Tuesday, April 21, 2009

Greenhouse Gases and the EPA

We all know that greenhouse gases are horrible for the environment, so shouldn’t it be obvious that they’re bad for your health too? Well now, according to the EPA, this assumption has become a cold hard fact.

After being told back in April 2007 by the Supreme Court that greenhouse-gas emissions could be regulated under the Clean Air Act if the EPA determined whether or not they posed a threat to public health and welfare, the agency succeeded this past Friday in determining that yes, planet-warming greenhouse gases pose a danger to public health and welfare.

Still, passing White House review is just an early step in this process, but a good step nonetheless. Obviously the Obama administration is moving closer to efficiently and productively regulating carbon dioxide emissions, but how exactly regulation will take place and what industries will be most affected has yet to be covered.
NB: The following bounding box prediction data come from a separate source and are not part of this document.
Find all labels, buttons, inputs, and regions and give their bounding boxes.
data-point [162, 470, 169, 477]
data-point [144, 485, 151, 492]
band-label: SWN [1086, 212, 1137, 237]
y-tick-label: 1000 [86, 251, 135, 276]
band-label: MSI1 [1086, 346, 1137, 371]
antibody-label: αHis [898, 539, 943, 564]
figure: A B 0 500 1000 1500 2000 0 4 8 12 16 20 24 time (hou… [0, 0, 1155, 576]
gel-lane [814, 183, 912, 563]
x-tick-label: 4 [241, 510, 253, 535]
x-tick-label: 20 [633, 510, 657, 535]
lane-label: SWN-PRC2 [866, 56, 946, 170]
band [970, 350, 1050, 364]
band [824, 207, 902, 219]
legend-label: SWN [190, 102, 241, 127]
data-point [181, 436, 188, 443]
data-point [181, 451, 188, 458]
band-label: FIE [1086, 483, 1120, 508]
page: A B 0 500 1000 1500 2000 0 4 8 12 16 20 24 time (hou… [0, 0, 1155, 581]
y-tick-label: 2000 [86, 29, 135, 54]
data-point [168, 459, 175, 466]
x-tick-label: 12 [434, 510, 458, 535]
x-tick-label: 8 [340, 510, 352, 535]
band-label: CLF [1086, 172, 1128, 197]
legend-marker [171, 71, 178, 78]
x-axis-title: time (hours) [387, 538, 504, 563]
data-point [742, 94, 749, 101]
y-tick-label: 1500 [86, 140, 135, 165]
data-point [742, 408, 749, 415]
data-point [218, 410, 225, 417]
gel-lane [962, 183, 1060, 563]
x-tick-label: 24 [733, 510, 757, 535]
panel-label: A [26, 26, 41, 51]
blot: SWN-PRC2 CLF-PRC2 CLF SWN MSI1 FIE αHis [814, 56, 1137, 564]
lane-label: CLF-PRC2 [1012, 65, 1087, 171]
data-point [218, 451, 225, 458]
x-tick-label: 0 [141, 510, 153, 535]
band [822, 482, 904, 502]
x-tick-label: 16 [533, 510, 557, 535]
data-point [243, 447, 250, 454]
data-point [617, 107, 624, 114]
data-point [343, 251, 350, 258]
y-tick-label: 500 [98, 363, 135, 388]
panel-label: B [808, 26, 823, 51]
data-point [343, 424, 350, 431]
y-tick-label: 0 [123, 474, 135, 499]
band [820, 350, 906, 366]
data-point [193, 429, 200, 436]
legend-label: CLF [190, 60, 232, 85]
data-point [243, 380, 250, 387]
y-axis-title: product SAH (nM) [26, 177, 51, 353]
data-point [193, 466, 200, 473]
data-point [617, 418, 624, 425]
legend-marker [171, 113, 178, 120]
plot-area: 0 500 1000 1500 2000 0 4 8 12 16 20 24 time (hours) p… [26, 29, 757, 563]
Surely though, cars and power plants will be at the top of the list in terms of seeing drastic change, especially since “coal-fired power plants alone account for 40 percent of emissions.” To learn more about the Supreme Court rulings and what next steps are being taken check out more of what writer Kate Sheppard has to say over at Grist.

As for the actual health problems that are relevant here, the EPA is looking at six major emissions. As H. Josef Hebert of the Associated Press says in his article, besides the obvious, carbon dioxide-the main product of burning fossil fuels-scientists believe methane (CH4), nitrous oxide (N2O), hydroflourocarbons (HFCs), perfluorocarbons (PFCs), and sulfur hexafluoride (SF6) to be the most dangerous. Directly, such emissions can create devastating results. Andrei Tchernitchin, secretary of the Chilean Medical Association's Health Commission, supports that in Chile, "Santiago's air pollution is causing not only acute respiratory infections and an increase in premature mortality due to cardiovascular or pulmonary disease, but in the long term also chronic diseases such as lung cancer and persistent impairment of immune function hormone regulation." Read more about what Tchernitchin has to say here.

On a broader level, the World Health Organization believes these emissions to affect the public health in the following ways:

-Increasing frequencies of heatwaves: recent analyses show that human-induced climate change significantly increased the likelihood of the European summer heatwave of 2003.
-More variable precipitation patterns are likely to compromise the supply of freshwater, increasing risks of water-borne disease.
-Rising temperatures and variable precipitation are likely to decrease the production of staple foods in many of the poorest regions, increasing risks of malnutrition.
-Rising sea levels increase the risk of coastal flooding, and may necessitate population displacement. More than half of the world's population now lives within 60km of the sea. Some of the most vulnerable regions are the Nile delta in Egypt, the Ganges-Brahmaputra delta in Bangladesh, and many small islands, such as the Maldives, the Marshall Islands and Tuvalu.
-Changes in climate are likely to lengthen the transmission seasons of important vector-borne diseases, and to alter their geographic range, potentially bringing them to regions that lack population immunity and/or a strong public health infrastructure.

All in all, it looks like the US is in business for finding a sustainable way to regulate greenhouse gases and solutions for the health effects of these problems. Who knows, maybe this is just the beginning of an even bigger movement towards greener living, better health, and a better planet.